Strong demand for the single-engined Pilatus PC-12 turboprop has prompted the Swiss manufacturer to increase annual production from 48 to 60 aircraft.

The move is likely to strengthen Pilatus Aircraft's market value, following the decision by parent Oerlikon Burhle Holdings to sell the Stans-based manufacturer as part of restructuring plans (Flight International, 2-8 December, 1998).

According to Pilatus, the growth in orders is due in part to the decision by international aviation authorities, including those of Australia, Canada and the USA, to lift their long-standing ban on commercially operated single-engined turboprops. The aircraft are increasingly deployed to serve remote destinations by regional airlines, including Canada's Kelner Airways, the first commuter carrier in North America to operate the PC-12 from its site at Goose Bay, Newfoundland.
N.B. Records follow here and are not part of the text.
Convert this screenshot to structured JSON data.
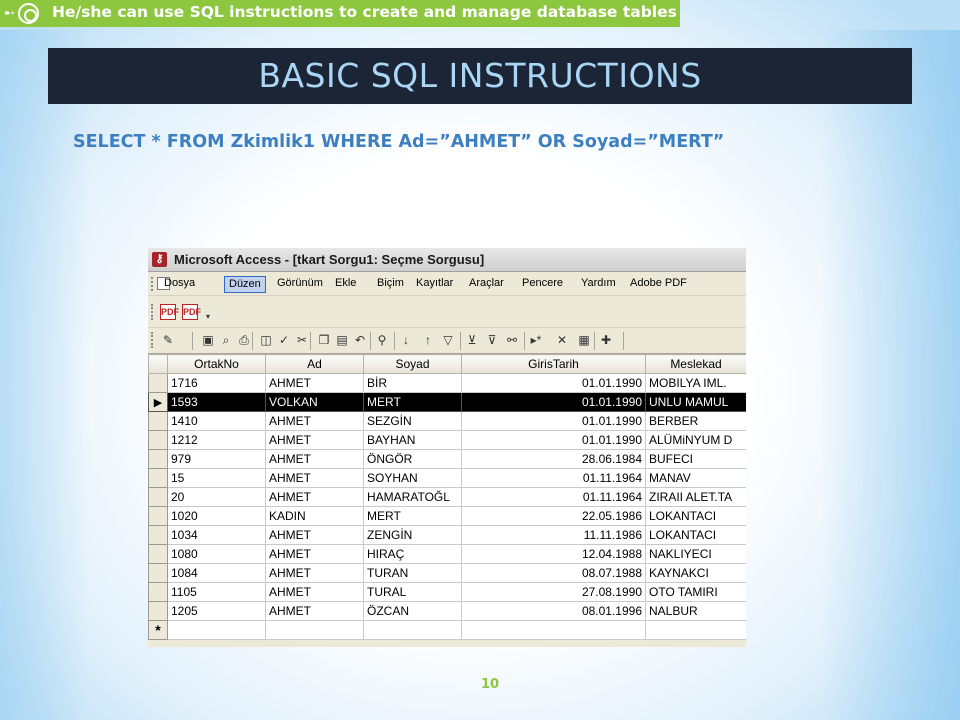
{
  "slide": {
    "objective": "He/she can use SQL instructions to create and manage database tables",
    "title": "BASIC SQL INSTRUCTIONS",
    "sql_statement": "SELECT * FROM Zkimlik1 WHERE Ad=”AHMET” OR Soyad=”MERT”",
    "page_number": "10",
    "colors": {
      "banner": "#8dc63f",
      "title_bar": "#1c2536",
      "title_text": "#a9d6f5",
      "sql_text": "#3d7fc0"
    }
  },
  "access": {
    "window_title": "Microsoft Access - [tkart Sorgu1: Seçme Sorgusu]",
    "menu": [
      {
        "label": "Dosya"
      },
      {
        "label": "Düzen",
        "active": true
      },
      {
        "label": "Görünüm"
      },
      {
        "label": "Ekle"
      },
      {
        "label": "Biçim"
      },
      {
        "label": "Kayıtlar"
      },
      {
        "label": "Araçlar"
      },
      {
        "label": "Pencere"
      },
      {
        "label": "Yardım"
      },
      {
        "label": "Adobe PDF"
      }
    ],
    "toolbar_icons": [
      "design-view-icon",
      "save-icon",
      "search-icon",
      "print-icon",
      "print-preview-icon",
      "spelling-icon",
      "cut-icon",
      "copy-icon",
      "paste-icon",
      "undo-icon",
      "hyperlink-icon",
      "sort-ascending-icon",
      "sort-descending-icon",
      "filter-by-selection-icon",
      "filter-by-form-icon",
      "apply-filter-icon",
      "find-icon",
      "new-record-icon",
      "delete-record-icon",
      "database-window-icon",
      "new-object-icon"
    ],
    "grid": {
      "columns": [
        "OrtakNo",
        "Ad",
        "Soyad",
        "GirisTarih",
        "Meslekad"
      ],
      "current_row_index": 1,
      "rows": [
        [
          "1716",
          "AHMET",
          "BİR",
          "01.01.1990",
          "MOBILYA IML."
        ],
        [
          "1593",
          "VOLKAN",
          "MERT",
          "01.01.1990",
          "UNLU MAMUL"
        ],
        [
          "1410",
          "AHMET",
          "SEZGİN",
          "01.01.1990",
          "BERBER"
        ],
        [
          "1212",
          "AHMET",
          "BAYHAN",
          "01.01.1990",
          "ALÜMiNYUM D"
        ],
        [
          "979",
          "AHMET",
          "ÖNGÖR",
          "28.06.1984",
          "BUFECI"
        ],
        [
          "15",
          "AHMET",
          "SOYHAN",
          "01.11.1964",
          "MANAV"
        ],
        [
          "20",
          "AHMET",
          "HAMARATOĞL",
          "01.11.1964",
          "ZIRAII ALET.TA"
        ],
        [
          "1020",
          "KADIN",
          "MERT",
          "22.05.1986",
          "LOKANTACI"
        ],
        [
          "1034",
          "AHMET",
          "ZENGİN",
          "11.11.1986",
          "LOKANTACI"
        ],
        [
          "1080",
          "AHMET",
          "HIRAÇ",
          "12.04.1988",
          "NAKLIYECI"
        ],
        [
          "1084",
          "AHMET",
          "TURAN",
          "08.07.1988",
          "KAYNAKCI"
        ],
        [
          "1105",
          "AHMET",
          "TURAL",
          "27.08.1990",
          "OTO TAMIRI"
        ],
        [
          "1205",
          "AHMET",
          "ÖZCAN",
          "08.01.1996",
          "NALBUR"
        ]
      ],
      "current_marker": "▶",
      "new_row_marker": "*"
    }
  }
}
California-based start-up carrier Community Air plans to begin scheduled services soon with eleven 10-seat Pratt & Whitney Canada PT6A-67B-powered PC-12s, and has options on a further 21. Four aircraft are lined up for delivery by the end of the year.

Meanwhile, US fractional ownership provider Alpha Flying, which operates four PC-12s for its Nashau, New Hampshire-based PlaneSense programme, plans to take delivery of two extra aircraft by the end of August. The company, the first of its kind to offer shares in single-engined turboprops, is evaluating starting at two more US hubs, including one in the Michigan area, from which up to 10 more PC-12s will be operated.